Find the z-score (standard score) and percentile of a value.
Calculated instantly in your browser.
How do you calculate a z-score?
A z-score is calculated with z = (x − μ) ÷ σ, where x is your value, μ the mean and σ the standard deviation. It tells you how many standard deviations a value lies from the mean. A positive z-score is above the mean, a negative one below. Example: a score of 130 with mean 100 and standard deviation 15 gives z = 2.0, around the 97.7th percentile.
Understanding your result
A positive z-score is above the mean, a negative one below. The percentile assumes the data follows a normal (bell-curve) distribution.
Formula and method
z = (x − μ) ÷ σ. The percentile is the area under the standard normal curve to the left of z.
Assumptions and limitations
This tool standardises a value using the mean and standard deviation you supply and reads a percentile from the standard normal curve. That percentile is only accurate when the data is approximately normally distributed; skewed or heavy-tailed data will be misrepresented. The standard deviation must be greater than zero, since a value of zero makes the z-score undefined.
Worked example
A score of 130 with a mean of 100 and standard deviation of 15 gives z = 2.0, around the 97.7th percentile.
How to use this tool
- Enter the value, the mean and the standard deviation.

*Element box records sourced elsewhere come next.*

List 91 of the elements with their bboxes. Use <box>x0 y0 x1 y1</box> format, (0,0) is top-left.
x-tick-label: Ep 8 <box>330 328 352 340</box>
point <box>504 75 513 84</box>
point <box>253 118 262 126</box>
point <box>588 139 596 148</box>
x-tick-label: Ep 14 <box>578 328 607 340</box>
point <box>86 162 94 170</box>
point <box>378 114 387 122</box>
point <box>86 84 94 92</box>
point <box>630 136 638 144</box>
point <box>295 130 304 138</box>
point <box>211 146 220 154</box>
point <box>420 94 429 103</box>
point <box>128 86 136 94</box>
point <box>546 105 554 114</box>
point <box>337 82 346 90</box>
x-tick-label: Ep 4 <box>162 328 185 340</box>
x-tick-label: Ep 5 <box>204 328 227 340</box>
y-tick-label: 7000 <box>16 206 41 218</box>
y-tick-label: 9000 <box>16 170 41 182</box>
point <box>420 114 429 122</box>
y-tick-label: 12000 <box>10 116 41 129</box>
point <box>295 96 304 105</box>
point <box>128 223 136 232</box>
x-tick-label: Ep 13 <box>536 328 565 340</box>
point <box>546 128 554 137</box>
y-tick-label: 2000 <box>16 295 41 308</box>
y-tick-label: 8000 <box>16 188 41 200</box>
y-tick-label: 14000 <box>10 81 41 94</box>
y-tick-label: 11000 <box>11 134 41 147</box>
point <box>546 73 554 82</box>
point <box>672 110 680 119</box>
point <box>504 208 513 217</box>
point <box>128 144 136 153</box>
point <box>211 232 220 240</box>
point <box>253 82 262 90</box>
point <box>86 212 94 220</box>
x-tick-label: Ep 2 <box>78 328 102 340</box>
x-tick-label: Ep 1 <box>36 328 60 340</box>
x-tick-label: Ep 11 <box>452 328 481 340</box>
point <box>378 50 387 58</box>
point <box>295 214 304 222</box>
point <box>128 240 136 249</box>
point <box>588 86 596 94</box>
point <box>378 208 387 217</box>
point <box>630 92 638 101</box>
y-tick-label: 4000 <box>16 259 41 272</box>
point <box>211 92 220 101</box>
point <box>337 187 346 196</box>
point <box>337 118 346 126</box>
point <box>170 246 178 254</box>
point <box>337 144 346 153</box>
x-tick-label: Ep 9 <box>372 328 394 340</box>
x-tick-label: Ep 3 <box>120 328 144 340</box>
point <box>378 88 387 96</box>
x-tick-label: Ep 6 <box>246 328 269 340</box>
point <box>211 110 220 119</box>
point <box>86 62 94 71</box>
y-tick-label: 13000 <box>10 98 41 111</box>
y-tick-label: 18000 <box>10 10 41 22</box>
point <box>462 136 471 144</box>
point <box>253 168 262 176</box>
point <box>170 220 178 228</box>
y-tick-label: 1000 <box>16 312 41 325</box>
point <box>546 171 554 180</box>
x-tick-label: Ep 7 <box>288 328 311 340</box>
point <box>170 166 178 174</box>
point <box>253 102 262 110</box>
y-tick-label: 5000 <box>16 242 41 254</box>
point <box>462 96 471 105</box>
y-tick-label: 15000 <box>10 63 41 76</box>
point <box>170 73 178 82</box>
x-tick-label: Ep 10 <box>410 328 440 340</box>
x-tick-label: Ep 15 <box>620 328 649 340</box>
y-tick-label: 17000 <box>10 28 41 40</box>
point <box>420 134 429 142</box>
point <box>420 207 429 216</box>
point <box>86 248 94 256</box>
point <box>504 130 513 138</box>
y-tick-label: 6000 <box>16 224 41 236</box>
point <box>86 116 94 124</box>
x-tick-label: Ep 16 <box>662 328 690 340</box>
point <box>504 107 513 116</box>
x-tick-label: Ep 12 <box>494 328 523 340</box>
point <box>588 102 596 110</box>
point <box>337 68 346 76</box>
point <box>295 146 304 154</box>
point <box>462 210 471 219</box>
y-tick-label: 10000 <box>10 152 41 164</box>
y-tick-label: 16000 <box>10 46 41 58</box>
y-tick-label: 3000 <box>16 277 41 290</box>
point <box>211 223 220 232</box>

- Read the z-score and its percentile.
Common mistakes to avoid
- Using a standard deviation of zero.
- Reading percentiles as exact for data that is not normally distributed.
About the Z-Score Calculator
The Z-Score Calculator tells you how many standard deviations a value lies from the mean, and converts that into a percentile on the normal distribution.
Who should use this tool
Statistics students, researchers and anyone comparing a result against a distribution.
Benefits
- Standardise any value against its distribution.
- Get the percentile and the probability above.
- Useful for grades, test scores and quality control.
- Private and instant.
Practical use cases
- Seeing how an exam score compares to the class.
- Spotting outliers in data.
- Converting a measurement to a percentile.
Frequently asked questions
What does a z-score of 0 mean?
It means the value is exactly equal to the mean, which sits at the 50th percentile.
Is the percentile always accurate?
The percentile assumes a normal distribution. For skewed data it is only an approximation.
Is the percentile reliable for any dataset?
No. The percentile is derived from the standard normal distribution and only holds when your data follows a roughly bell-shaped curve. For skewed distributions, small samples or data with heavy tails, the same z-score can correspond to a very different real percentile, so treat the figure as an approximation in those cases.